Sono sublimi anche con le nocciole e le noci.

Ingredienti:

  • 200 g di mandorle pelate,
  • 200 g di zucchero,
  • 2 albumi: inserirne prima uno e poi, se necessario, aggiungerne altro  poco a poco, i composto dev’essere sodo e compatto altrimenti i biscotti in forno si “spatasciano” :-D
  • 4/5 bacche di cardamomo,
  • acqua di rose o di fiori d’arancio (variazione sul tema)

Come fare:

macinare nel robot da cucina le mandorle con lo zucchero, pestare nel mortaio i semi di cardamomo.

Aggiungere i 2 albumi non montati.

Bagnarsi le mani con l’acqua di rose.

Formare con l’impasto delle piccole noci ed adagiarle distanziate sulla carta forno.

Appoggiare al centro una mandorla, premendo leggermente.

Infornare a 200°C per 10 minuti.

 


Torta di mele melosa, si può dire?

Fai una torta di mele prima che “partano”, dice lui.

Per usarle tutte devo fare quella che, hai detto, non ti piace molto (?) , dice lei.

Basta che ne fai una, o devo fare domanda in carta bollata? dice lui.

Ok capo!! dice lei.

Così in un freddissimo ma assolato pomeriggio di gennaio lei chiama a raccolta le mele:

1 kilo


Poi prepara sul tavolo:

100 g di farina 00

50 g di zucchero di canna (fruttosio)

2 uova

1/2bustina di lievito in polvere

1/2 bicchiere di latte (di soia)

1 cucchiaio di succo di limone

la buccia del limone

burro per la teglia, o carta forno.

Sbuccia le mele con la mandolina,

le irrora con il succo di limone,

aggiunge la buccia grattugiata,

lo zucchero di canna e mescola.

In una terrina lavora i tuorli ed aggiunge, poco per volta, la farina setacciata con il lievito,

aggiunge il latte ed ottiene una pastella morbida.

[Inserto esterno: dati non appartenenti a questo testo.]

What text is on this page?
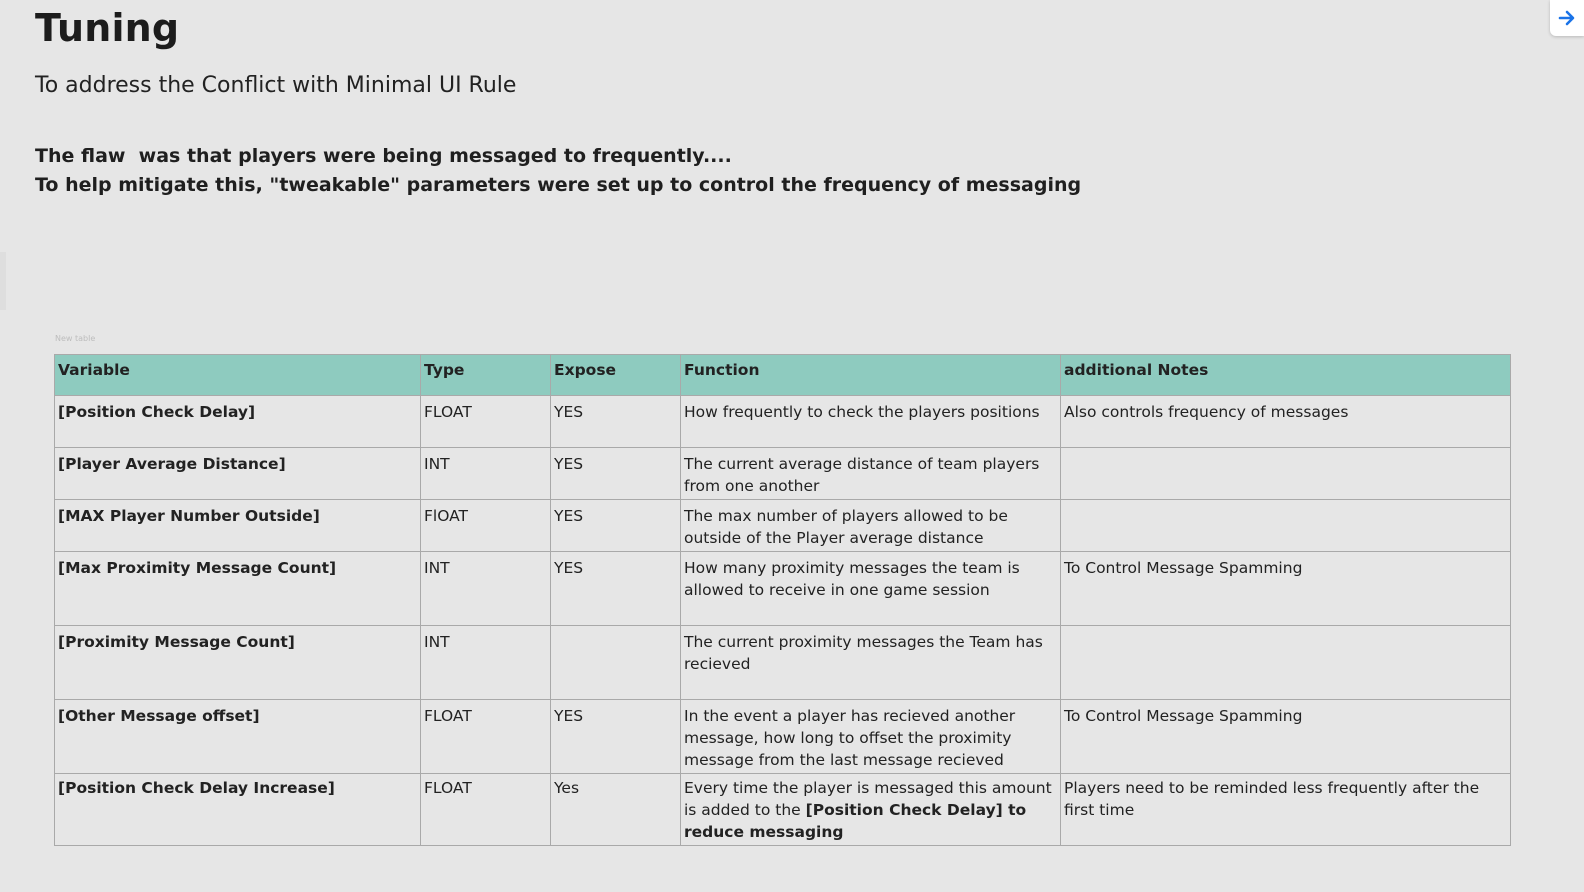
Tuning
To address the Conflict with Minimal UI Rule
The flaw  was that players were being messaged to frequently....
To help mitigate this, "tweakable" parameters were set up to control the frequency of messaging
New table
Variable	Type	Expose	Function	additional Notes
[Position Check Delay]	FLOAT	YES	How frequently to check the players positions	Also controls frequency of messages
[Player Average Distance]	INT	YES	The current average distance of team players from one another	
[MAX Player Number Outside]	FlOAT	YES	The max number of players allowed to be outside of the Player average distance	
[Max Proximity Message Count]	INT	YES	How many proximity messages the team is allowed to receive in one game session	To Control Message Spamming
[Proximity Message Count]	INT		The current proximity messages the Team has recieved	
[Other Message offset]	FLOAT	YES	In the event a player has recieved another message, how long to offset the proximity message from the last message recieved	To Control Message Spamming
[Position Check Delay Increase]	FLOAT	Yes	Every time the player is messaged this amount is added to the [Position Check Delay] to reduce messaging	Players need to be reminded less frequently after the first time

Unisce le mele alla pastella.

Dopo aver montato a neve gli albumi li aggiunge al composto,

Versa tutto nella teglia da 24 cm che ha imburrato.

Inforna a 180°C per 45/50 minuti.

La sforna.

la fa raffreddare, la mette nel portatorte dell’IKEA.

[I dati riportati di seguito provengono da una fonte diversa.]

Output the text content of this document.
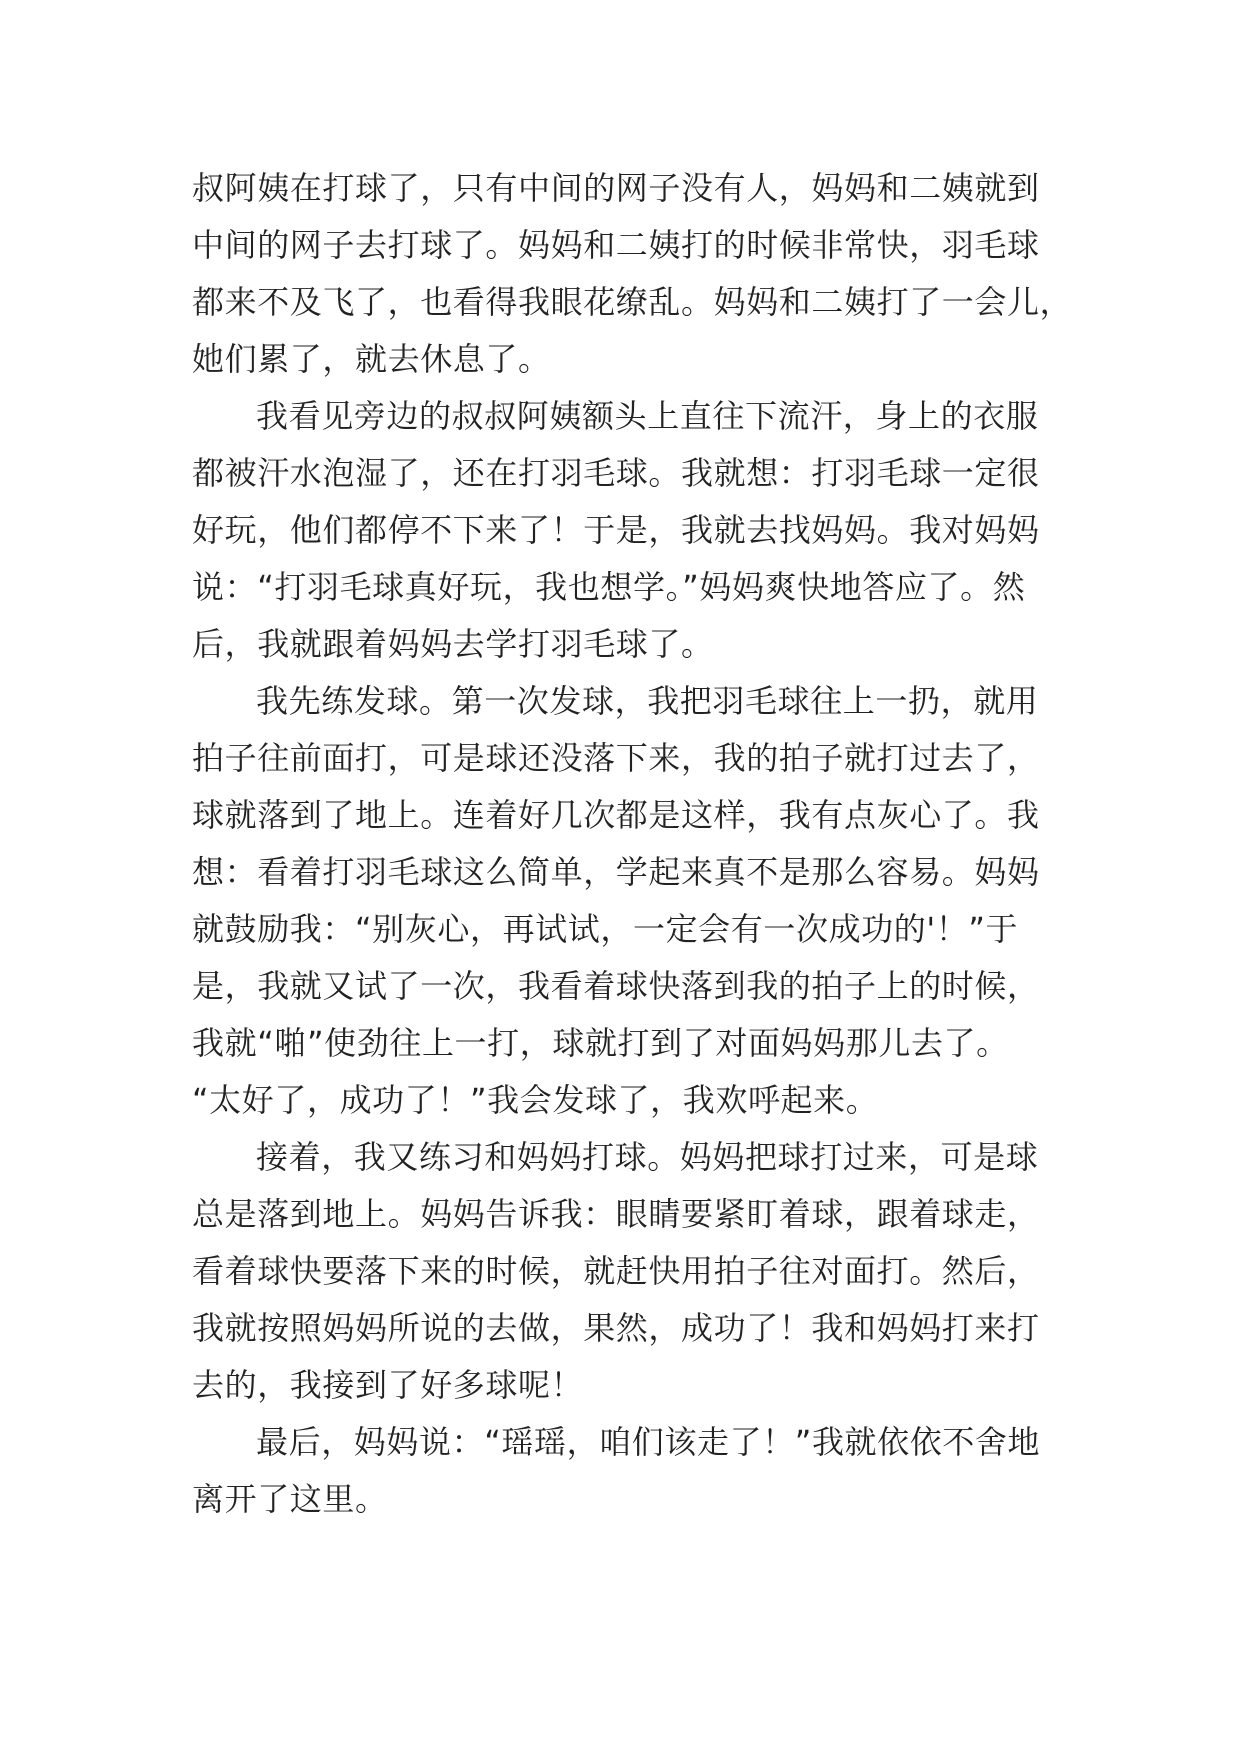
叔阿姨在打球了，只有中间的网子没有人，妈妈和二姨就到
中间的网子去打球了。妈妈和二姨打的时候非常快，羽毛球
都来不及飞了，也看得我眼花缭乱。妈妈和二姨打了一会儿，
她们累了，就去休息了。
我看见旁边的叔叔阿姨额头上直往下流汗，身上的衣服
都被汗水泡湿了，还在打羽毛球。我就想：打羽毛球一定很
好玩，他们都停不下来了！于是，我就去找妈妈。我对妈妈
说：“打羽毛球真好玩，我也想学。”妈妈爽快地答应了。然
后，我就跟着妈妈去学打羽毛球了。
我先练发球。第一次发球，我把羽毛球往上一扔，就用
拍子往前面打，可是球还没落下来，我的拍子就打过去了，
球就落到了地上。连着好几次都是这样，我有点灰心了。我
想：看着打羽毛球这么简单，学起来真不是那么容易。妈妈
就鼓励我：“别灰心，再试试，一定会有一次成功的'！”于
是，我就又试了一次，我看着球快落到我的拍子上的时候，
我就“啪”使劲往上一打，球就打到了对面妈妈那儿去了。
“太好了，成功了！”我会发球了，我欢呼起来。
接着，我又练习和妈妈打球。妈妈把球打过来，可是球
总是落到地上。妈妈告诉我：眼睛要紧盯着球，跟着球走，
看着球快要落下来的时候，就赶快用拍子往对面打。然后，
我就按照妈妈所说的去做，果然，成功了！我和妈妈打来打
去的，我接到了好多球呢！
最后，妈妈说：“瑶瑶，咱们该走了！”我就依依不舍地
离开了这里。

Taglia una bella fetta, la spolvera con dello zucchero a velo mescolato alla cannella e…

vissero tutti felici e contenti.

 


Tortino di topinambur e verdure…

Questo tortino è piaciuto anche a chi l’ha guardata con diffidenza  (l’avevo fatta SOLO per me!)  che  ha chiesto: mi fai assaggiare?…..ho dovuto riprendermela con la forza!

Dirò di più, l’ho fatta in microonde e, pur avendo la funzione grill, per la gratinatura ho usato il forno (non ho pratica con il micro!)

La trovo un’ottima soluzione,  in 20 minuti avrete un piatto delizioso!!

Per renderlo  piatto unico potete aggiungere del prosciutto, dello speck..quello che vi pare, io spesso modifico le ricette in corso d’opera, è questo il divertimento in cucina, si crea, s’inventa, si gioca..e poi si mangia!!

Cosa occorre:

  • 300 g di topinambur,
  • 100 g di cipolla rossa,
  • 400 g di piselli fini (in scatola o surgelati)
  • 2 cucchiai di parmigiano
  • 2 uova
  • burro per la pirofila
  • 2 cucchiai di erbe aromatiche: prezzemolo, basilico, origano,
  • 1 cucchiaio di panna,
  • sale.

Come ho fatto:

ho sbucciato i topinambur, la cipolla e, dopo averli lavati ed asciugati, li ho tagliati con la mandolina,

ho imburrato una pirofila adatta alla cottura in microonde, dove ho sistemato topinambur e cipolla.

Ho coperto e cotto, alla massima intensità per 4 minuti, mescolando 2 volte.

Nel fratttempo ho sbattuto le uova con un pizzico di sale, ho incorporato le erbe tritate, la panna, il parmigiano ed i piselli (ho usato quelli surgelati).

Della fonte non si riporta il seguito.